Quando saiu de Peçanha, na região Leste de Minas Gerais, Nilde Enilda Costa Barbosa, hoje com 56 anos, era uma adolescente cheia de planos. Belo Horizonte tinha um ar de modernidade e promessas de oportunidades, como a maior parte das capitais. Ela fez da Vila Cafezal, no aglomerado da Serra, sua morada e de lá nunca saiu. Cerca de 40 anos depois da migração, ela nota que a cidade não foi tão receptiva quanto esperava: “passei por muita coisa”, resume, sem lamentações. Ela, que conhece de perto a fome, agora luta para comer o básico e agradece a “sorte” de conseguir doações. No país onde, segundo a Organização das Nações Unidas (ONU), 14,7 milhões de pessoas deixaram de viver em insegurança alimentar severa entre 2022 e 2023, há muitos locais em que a carência persiste. No aglomerado da Serra e no Cabana do Pai Tomás, em BH, ainda não há motivos para comemoração: de cada dez moradores, quatro não têm acesso a alimentos. Parte deles passa o dia todo sem comer. 
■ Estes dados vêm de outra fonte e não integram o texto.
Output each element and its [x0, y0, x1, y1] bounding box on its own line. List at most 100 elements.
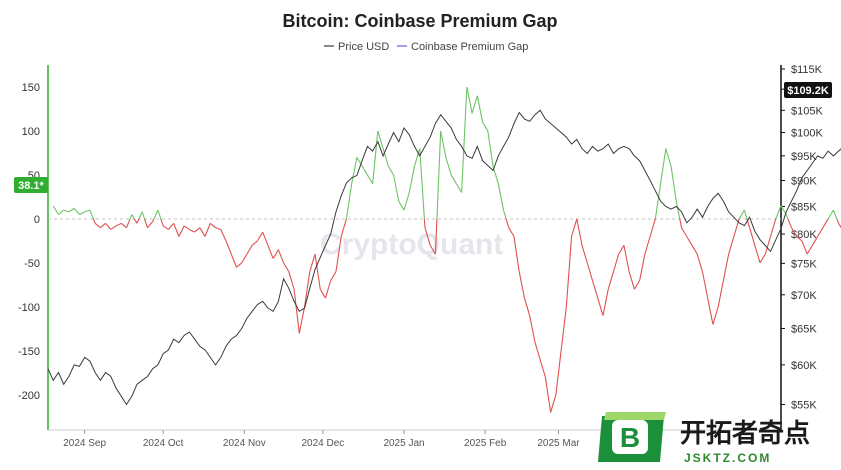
premium-segment — [129, 214, 133, 220]
premium-segment — [607, 271, 614, 290]
premium-segment — [712, 306, 719, 325]
right-tick-label: $85K — [791, 201, 817, 213]
premium-segment — [513, 236, 520, 272]
premium-segment — [173, 223, 180, 237]
premium-segment — [141, 211, 146, 220]
watermark: CryptoQuant — [320, 228, 503, 261]
premium-segment — [811, 236, 819, 246]
brand-url: JSKTZ.COM — [684, 451, 771, 465]
premium-segment — [822, 218, 829, 228]
left-badge-bg — [14, 177, 48, 193]
premium-segment — [136, 218, 140, 224]
premium-segment — [691, 245, 698, 255]
premium-segment — [602, 289, 609, 316]
premium-segment — [283, 262, 290, 272]
premium-segment — [335, 236, 342, 272]
premium-segment — [194, 227, 201, 233]
left-tick-label: 0 — [34, 214, 40, 226]
premium-segment — [497, 183, 505, 211]
premium-segment — [806, 245, 813, 255]
premium-segment — [618, 245, 625, 255]
premium-segment — [686, 236, 693, 246]
premium-segment — [304, 271, 311, 307]
premium-segment — [717, 280, 724, 307]
premium-segment — [644, 236, 651, 255]
premium-segment — [565, 236, 573, 307]
premium-segment — [262, 231, 269, 246]
premium-segment — [120, 222, 127, 229]
x-tick-label: 2025 Mar — [537, 438, 580, 449]
premium-segment — [309, 253, 316, 272]
premium-segment — [628, 271, 635, 290]
premium-segment — [461, 86, 468, 193]
premium-segment — [722, 253, 730, 281]
premium-segment — [612, 253, 620, 272]
premium-segment — [466, 86, 473, 114]
premium-segment — [272, 249, 279, 259]
x-tick-label: 2024 Sep — [63, 438, 106, 449]
legend-price-label[interactable]: Price USD — [338, 41, 389, 53]
right-tick-label: $80K — [791, 229, 817, 241]
premium-segment — [696, 253, 703, 272]
premium-segment — [743, 209, 748, 220]
premium-segment — [100, 222, 106, 229]
premium-segment — [827, 209, 834, 220]
left-tick-label: -50 — [24, 258, 40, 270]
premium-segment — [445, 157, 452, 176]
premium-segment — [79, 211, 85, 216]
premium-segment — [147, 221, 154, 229]
legend[interactable]: Price USD Coinbase Premium Gap — [324, 41, 528, 53]
x-axis-ticks: 2024 Sep 2024 Oct 2024 Nov 2024 Dec 2025 Jan… — [63, 430, 580, 449]
left-tick-label: 100 — [22, 126, 40, 138]
brand-name: 开拓者奇点 — [680, 418, 810, 449]
premium-segment — [408, 166, 416, 193]
premium-segment — [199, 227, 206, 237]
premium-segment — [482, 121, 489, 132]
right-tick-label: $55K — [791, 399, 817, 411]
premium-segment — [293, 289, 300, 334]
premium-segment — [126, 218, 131, 228]
premium-segment — [681, 227, 688, 237]
premium-segment — [152, 218, 155, 222]
right-badge-text: $109.2K — [787, 85, 829, 97]
premium-segment — [701, 271, 709, 299]
premium-segment — [571, 218, 578, 237]
premium-segment — [189, 228, 195, 233]
premium-segment — [487, 130, 494, 167]
x-tick-label: 2025 Jan — [383, 438, 424, 449]
premium-segment — [204, 223, 211, 237]
premium-segment — [178, 225, 185, 237]
premium-segment — [89, 209, 94, 220]
right-value-badge: $109.2K — [784, 82, 832, 98]
premium-segment — [241, 253, 248, 264]
premium-segment — [639, 253, 646, 281]
premium-segment — [256, 231, 264, 242]
premium-segment — [633, 280, 641, 290]
premium-segment — [423, 218, 426, 228]
premium-segment — [675, 201, 681, 220]
premium-segment — [429, 245, 436, 255]
premium-segment — [387, 165, 395, 176]
premium-segment — [215, 227, 221, 230]
right-tick-label: $90K — [791, 175, 817, 187]
premium-segment — [157, 209, 162, 220]
premium-segment — [764, 236, 772, 255]
premium-segment — [505, 218, 510, 228]
premium-segment — [345, 183, 353, 219]
legend-premium-label[interactable]: Coinbase Premium Gap — [411, 41, 528, 53]
premium-segment — [131, 214, 135, 220]
chart-title: Bitcoin: Coinbase Premium Gap — [282, 11, 557, 31]
premium-segment — [679, 218, 683, 228]
left-tick-label: -200 — [18, 390, 40, 402]
right-badge-bg — [784, 82, 832, 98]
premium-segment — [754, 245, 761, 264]
premium-segment — [555, 350, 562, 395]
right-tick-label: $95K — [791, 151, 817, 163]
premium-segment — [576, 218, 583, 246]
premium-segment — [225, 240, 232, 255]
premium-segment — [267, 245, 274, 259]
premium-segment — [597, 297, 604, 316]
logo-letter: B — [620, 422, 640, 453]
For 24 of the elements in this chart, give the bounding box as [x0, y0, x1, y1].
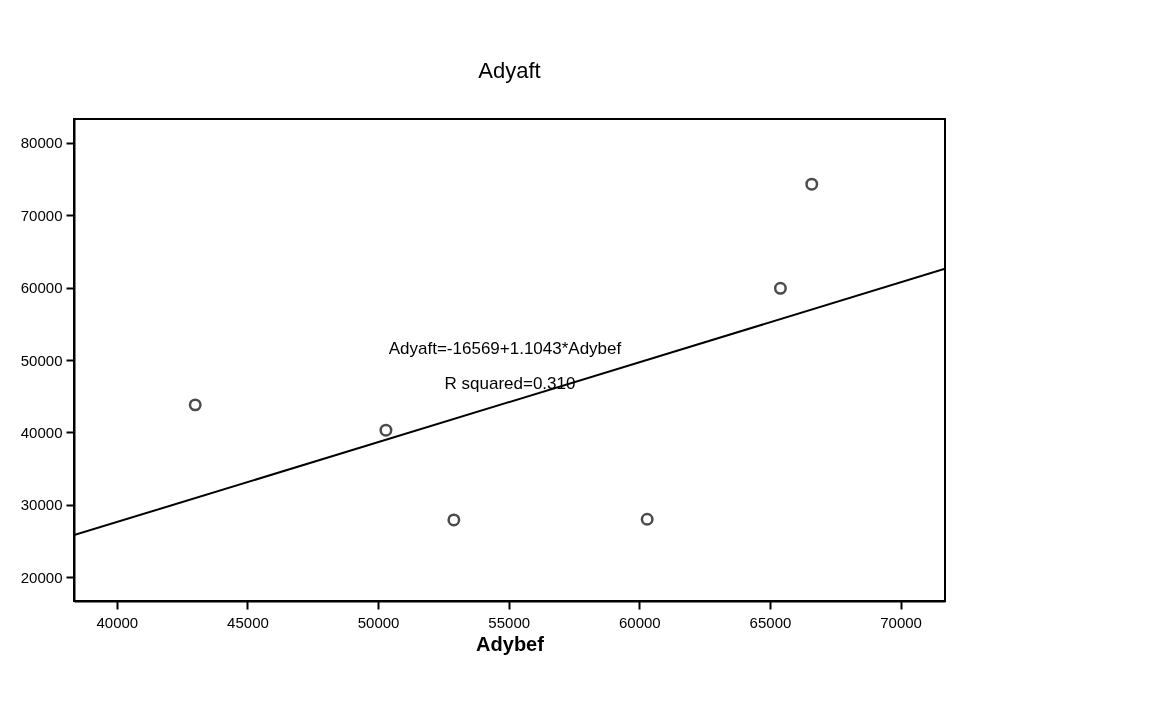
point	[379, 423, 393, 437]
y-tick-label: 60000	[20, 279, 63, 297]
chart-title: Adyaft	[478, 58, 541, 83]
x-axis-title: Adybef	[476, 632, 545, 655]
x-tick-label: 70000	[880, 613, 922, 631]
point	[773, 281, 787, 295]
annotation: Adyaft=-16569+1.1043*Adybef	[388, 339, 622, 358]
x-tick-label: 55000	[488, 613, 531, 631]
x-tick-label: 50000	[357, 613, 400, 631]
point	[805, 177, 819, 191]
point	[188, 398, 202, 412]
x-tick-label: 40000	[96, 613, 139, 631]
x-tick-label: 65000	[749, 613, 792, 631]
point	[447, 513, 461, 527]
y-tick-label: 20000	[20, 568, 63, 586]
y-tick-label: 40000	[20, 423, 63, 441]
y-tick-label: 50000	[20, 351, 63, 369]
x-tick-label: 45000	[227, 613, 269, 631]
point	[640, 512, 654, 526]
y-tick-label: 80000	[20, 134, 63, 152]
y-tick-label: 30000	[20, 496, 63, 514]
x-tick-label: 60000	[618, 613, 661, 631]
annotation: R squared=0.310	[444, 374, 576, 393]
y-tick-label: 70000	[20, 206, 63, 224]
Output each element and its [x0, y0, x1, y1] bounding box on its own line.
É o que mostra o estudo “Insegurança Alimentar e Nutricional sob a Perspectiva da Interseccionalidade”, recém-divulgado pela Universidade Federal de Minas Gerais (UFMG). Ao focar o olhar nas vilas, a pesquisa fez um recorte não captado em estudos que mostram a média da cidade. Os números foram levantados em 2018, mas ainda servem como referência. “A pandemia exacerbou as desigualdades sociais e econômicas, amplificando os riscos de insegurança alimentar e má nutrição, o que intensificou os impactos negativos sobre a saúde das populações mais vulneráveis. Esses dados refletem tendência consistente ao longo do tempo”, garante a pesquisadora responsável pelo estudo, Karynna Ferreira.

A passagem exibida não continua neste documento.